On Thu, Mar 11, 2010 at 10:00 AM, Nikanth Karthikesan <knikanth@suse.de> wrote:
Well, device-mapper and LVM needed to be updated to make them "just
work" but yes that work has been done.
I'm not following...
Anyway, 4K drives that are 512b logical and 4K physical may or may not
also have "DOS partition compensation" that use LBA -1 as the first
naturally (4K) aligned start. This means that the partition tools
need to shift the start of the first primary partition to be offset by
3584 bytes (7 512b sectors) for use with Linux. But for windows,
AFAIK windows XP and windows 7 create all partitions aligned on 1MB
boundaries. Linux's parted and fdisk create 1MB aligned partitions
now too.
So the only outlier is older versions of windows (< XP) and Linux (old
fdisk and parted, etc also use DOS partitioning) that don't use
naturally aligned (e.g. 1MB) partition boundaries. In those versions
of Windows and LInux there are ways to change the default start of
sector 63. That said, there is an opportunity to improve
documentation for how to workaround DOS partitioning on these
operating systems.
One other piece worth mentioning on this "IO Toplogy" support in the
entire Linux I/O Stack is the virt layers. hch has already extended
the virt-io protocol and qemu is in the finishing stages of being
updated to properly consume the "IO Topology" information. So we
really don't have any gaps in the Linux I/O stack.

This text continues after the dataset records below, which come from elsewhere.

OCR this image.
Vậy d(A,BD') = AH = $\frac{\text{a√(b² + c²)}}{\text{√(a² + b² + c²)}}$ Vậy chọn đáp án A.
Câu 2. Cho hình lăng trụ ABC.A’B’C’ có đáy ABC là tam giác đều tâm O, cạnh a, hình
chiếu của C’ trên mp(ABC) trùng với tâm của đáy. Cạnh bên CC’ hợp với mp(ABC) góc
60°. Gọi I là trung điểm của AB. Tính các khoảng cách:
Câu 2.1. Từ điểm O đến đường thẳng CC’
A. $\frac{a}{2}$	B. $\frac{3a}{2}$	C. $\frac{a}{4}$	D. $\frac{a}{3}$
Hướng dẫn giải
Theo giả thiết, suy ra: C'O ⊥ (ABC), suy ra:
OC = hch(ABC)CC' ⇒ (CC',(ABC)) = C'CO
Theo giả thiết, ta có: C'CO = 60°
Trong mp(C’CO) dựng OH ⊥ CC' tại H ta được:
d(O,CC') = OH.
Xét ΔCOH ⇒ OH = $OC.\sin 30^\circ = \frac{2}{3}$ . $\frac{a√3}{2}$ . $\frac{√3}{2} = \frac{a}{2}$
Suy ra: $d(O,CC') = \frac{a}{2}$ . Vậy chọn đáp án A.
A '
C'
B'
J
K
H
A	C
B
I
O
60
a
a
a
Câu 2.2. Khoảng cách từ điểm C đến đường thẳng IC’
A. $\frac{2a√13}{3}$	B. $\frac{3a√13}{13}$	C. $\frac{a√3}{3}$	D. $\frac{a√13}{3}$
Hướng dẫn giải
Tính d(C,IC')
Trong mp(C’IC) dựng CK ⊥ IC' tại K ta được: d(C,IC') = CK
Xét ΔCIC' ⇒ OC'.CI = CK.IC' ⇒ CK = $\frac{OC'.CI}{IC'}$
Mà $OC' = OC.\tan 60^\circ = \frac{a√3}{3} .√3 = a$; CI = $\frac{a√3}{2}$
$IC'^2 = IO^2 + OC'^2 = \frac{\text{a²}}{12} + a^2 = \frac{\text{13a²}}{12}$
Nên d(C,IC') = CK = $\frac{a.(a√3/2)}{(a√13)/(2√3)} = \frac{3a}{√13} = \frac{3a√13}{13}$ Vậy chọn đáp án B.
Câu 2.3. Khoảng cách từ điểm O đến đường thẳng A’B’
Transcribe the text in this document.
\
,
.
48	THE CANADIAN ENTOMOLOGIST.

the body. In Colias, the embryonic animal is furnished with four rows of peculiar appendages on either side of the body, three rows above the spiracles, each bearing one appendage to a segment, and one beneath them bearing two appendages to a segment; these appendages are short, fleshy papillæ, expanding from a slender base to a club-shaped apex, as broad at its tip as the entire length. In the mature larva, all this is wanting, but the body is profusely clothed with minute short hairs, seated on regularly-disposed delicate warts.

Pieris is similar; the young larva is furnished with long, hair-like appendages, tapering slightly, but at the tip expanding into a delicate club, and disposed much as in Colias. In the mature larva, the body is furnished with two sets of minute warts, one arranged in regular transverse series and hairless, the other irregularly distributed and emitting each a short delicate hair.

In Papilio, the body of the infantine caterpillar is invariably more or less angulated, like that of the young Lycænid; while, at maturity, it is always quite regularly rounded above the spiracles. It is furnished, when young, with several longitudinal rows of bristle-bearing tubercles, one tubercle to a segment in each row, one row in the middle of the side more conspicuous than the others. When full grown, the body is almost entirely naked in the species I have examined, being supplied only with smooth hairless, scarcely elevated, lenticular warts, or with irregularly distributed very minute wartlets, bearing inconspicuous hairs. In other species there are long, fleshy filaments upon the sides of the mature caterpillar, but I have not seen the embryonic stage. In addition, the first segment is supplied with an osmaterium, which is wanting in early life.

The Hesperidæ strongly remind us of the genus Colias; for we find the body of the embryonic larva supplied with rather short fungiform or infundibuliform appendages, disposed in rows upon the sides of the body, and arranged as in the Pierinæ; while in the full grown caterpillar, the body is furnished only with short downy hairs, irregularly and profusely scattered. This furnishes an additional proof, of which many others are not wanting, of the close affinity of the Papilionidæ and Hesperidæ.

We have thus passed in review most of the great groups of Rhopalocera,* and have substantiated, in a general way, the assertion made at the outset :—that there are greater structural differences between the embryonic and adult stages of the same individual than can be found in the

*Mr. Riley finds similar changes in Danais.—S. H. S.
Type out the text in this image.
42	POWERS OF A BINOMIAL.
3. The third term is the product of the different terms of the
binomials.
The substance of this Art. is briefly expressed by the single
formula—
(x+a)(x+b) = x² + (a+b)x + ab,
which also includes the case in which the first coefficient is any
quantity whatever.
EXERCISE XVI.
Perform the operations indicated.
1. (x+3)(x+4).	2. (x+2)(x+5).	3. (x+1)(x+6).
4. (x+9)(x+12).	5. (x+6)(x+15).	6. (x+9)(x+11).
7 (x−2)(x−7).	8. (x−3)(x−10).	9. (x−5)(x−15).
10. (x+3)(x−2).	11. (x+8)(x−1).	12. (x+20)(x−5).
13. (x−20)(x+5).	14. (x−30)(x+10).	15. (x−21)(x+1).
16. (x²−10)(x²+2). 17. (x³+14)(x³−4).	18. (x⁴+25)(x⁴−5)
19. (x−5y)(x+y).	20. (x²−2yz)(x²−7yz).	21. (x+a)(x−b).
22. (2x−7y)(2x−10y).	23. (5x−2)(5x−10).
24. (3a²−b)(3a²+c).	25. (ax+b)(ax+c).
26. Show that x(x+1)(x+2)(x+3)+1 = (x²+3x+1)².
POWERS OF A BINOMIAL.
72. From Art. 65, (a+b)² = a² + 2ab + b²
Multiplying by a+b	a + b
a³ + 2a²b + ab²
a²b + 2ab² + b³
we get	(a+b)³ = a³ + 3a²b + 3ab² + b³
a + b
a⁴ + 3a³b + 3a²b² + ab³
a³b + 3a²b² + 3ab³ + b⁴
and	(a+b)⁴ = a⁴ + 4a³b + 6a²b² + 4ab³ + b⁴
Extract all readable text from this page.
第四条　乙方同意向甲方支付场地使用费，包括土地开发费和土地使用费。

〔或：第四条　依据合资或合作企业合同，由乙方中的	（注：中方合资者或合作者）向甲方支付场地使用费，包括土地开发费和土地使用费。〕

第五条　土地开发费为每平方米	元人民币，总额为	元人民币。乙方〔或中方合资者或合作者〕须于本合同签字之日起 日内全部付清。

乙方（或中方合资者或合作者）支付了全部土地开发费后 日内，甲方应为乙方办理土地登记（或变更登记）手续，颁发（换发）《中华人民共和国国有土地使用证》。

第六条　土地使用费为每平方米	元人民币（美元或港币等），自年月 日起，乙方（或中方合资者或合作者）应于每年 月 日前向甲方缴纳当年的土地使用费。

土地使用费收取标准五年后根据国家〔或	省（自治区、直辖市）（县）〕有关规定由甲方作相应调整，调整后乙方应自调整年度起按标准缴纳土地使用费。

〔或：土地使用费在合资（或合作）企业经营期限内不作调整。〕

mkp in particular, Jens, James, myself, and others implemented and
refined the SCSI and block changes. kzak, jim meyering, hans de
goede, hch, eric sandeen, bob peterson, myself and others updated all
other I/O stack layers ranging from DM to LVM, libblkid, fdisk, parted
to anaconda to mkfs.ext[234], mkfs.xfs, mkfs.gfs2 to virt-io and qemu.
FYI, all of these advances will be in Fedora 13 (quite a few are
already in Fedora 12).
There are obviously other Linux systems and userland tools (likely
Xen, other mkfs.* and more) that should be updated. Hopefully
maintainers and/or contributors of these projects will follow-up to
address those that need updating.
Again please see:
http://oss.oracle.com/~mkp/docs/linux-advanced-storage.pdfhttp://people.redhat.com/msnitzer/docs/io-limits.txt
Some omissions include: Linux MD, which has been updated as mkp
pointed out, and I neglected to talk about virt-io and qemu (but like
I said they have been updated too).
Hopefully we're all closer to being on the same page now.